After a Portland court granted a man's request to legally change his gender to non-binary in June, Medford resident Amiko-Gabriel Oscar Blue had high hopes she could also secure a non-binary designation.
But on Thursday, Jackson County Circuit Court Judge Benjamin Bloom denied Blue's petition for a gender designation change.
Bloom said he does not believe Oregon law allows him to grant a neutral or non-binary gender designation.
"I don't think statutes give me that authority," he said.
Blue got the same response in 2015 when she went before Jackson County Circuit Court Judge Lorenzo Mejia. Mejia said at the time he was saddened to turn down Blue's request and personally would have been happy to grant her petition, but he didn't believe such a ruling would have been legal under Oregon law.
This summer, Multnomah County Circuit Judge Amy Homes Hehn made national news when she granted Jamie Shupe's petition to change his gender to non-binary.
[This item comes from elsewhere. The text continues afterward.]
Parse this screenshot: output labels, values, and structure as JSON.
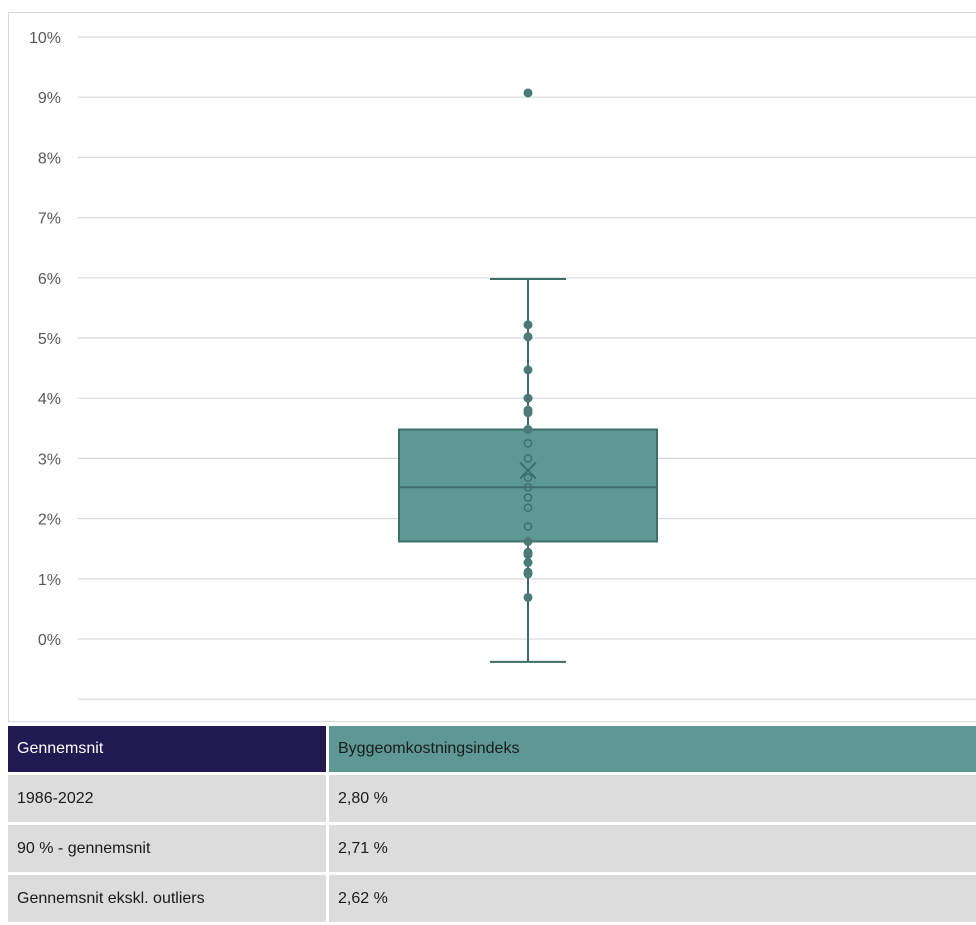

Experts believe it was the first ruling of its kind in America.
Homes Hehn did not present a lengthy legal rationale for the move, but said in a brief ruling that notice of Shupe's request had been made to interested parties, Shupe had undergone appropriate gender transition treatment and no one had shown cause why the request should not be granted.
Bloom said he was aware of the decision in Multnomah County, but does not think Oregon law allows him to grant Blue's petition.
"When the laws change, feel free to come back," he told Blue.
After the court hearing, Blue said she will continue her fight.
"I'm going to come here every year no matter what," she said.
Blue said Bloom treated her with respect during the court hearing, asking whether she wanted to be called Mr., Mrs., Miss or Mx. — a relatively new, gender-neutral term — and then used her preference, Mx.
Blue also prefers the plural pronouns "they" and "their" when people refer to her. The Mail Tribune is using the singular pronouns "she" and "her" for clarity due to the lack of gender-neutral singular pronouns.
Blue said she was surprised by the Jackson County judge's denial, because the Multnomah County judge approved a similar request.
"I was really disappointed in it. I did hope for a different decision," she said.
Blue said suicide rates are high among transgender and gender nonconforming people because of social stigma and violence.
"At the core, what I am trying to do comes down to survival," she said.
Blue said she has never identified as male or female. People who don't identify with one gender, or who don't have a gender identity that is perceived as acceptable, are often shut out of social participation. Social isolation breaks people down both mentally and physically.
Blue's court hearing came during Transgender Awareness Week, during which individuals and organizations around the country are raising visibility and awareness about transgender and nonconforming gender people and the issues they face.
Blue said she was also wearing a safety pin on her shirt collar to show solidarity with minority groups targeted by hate.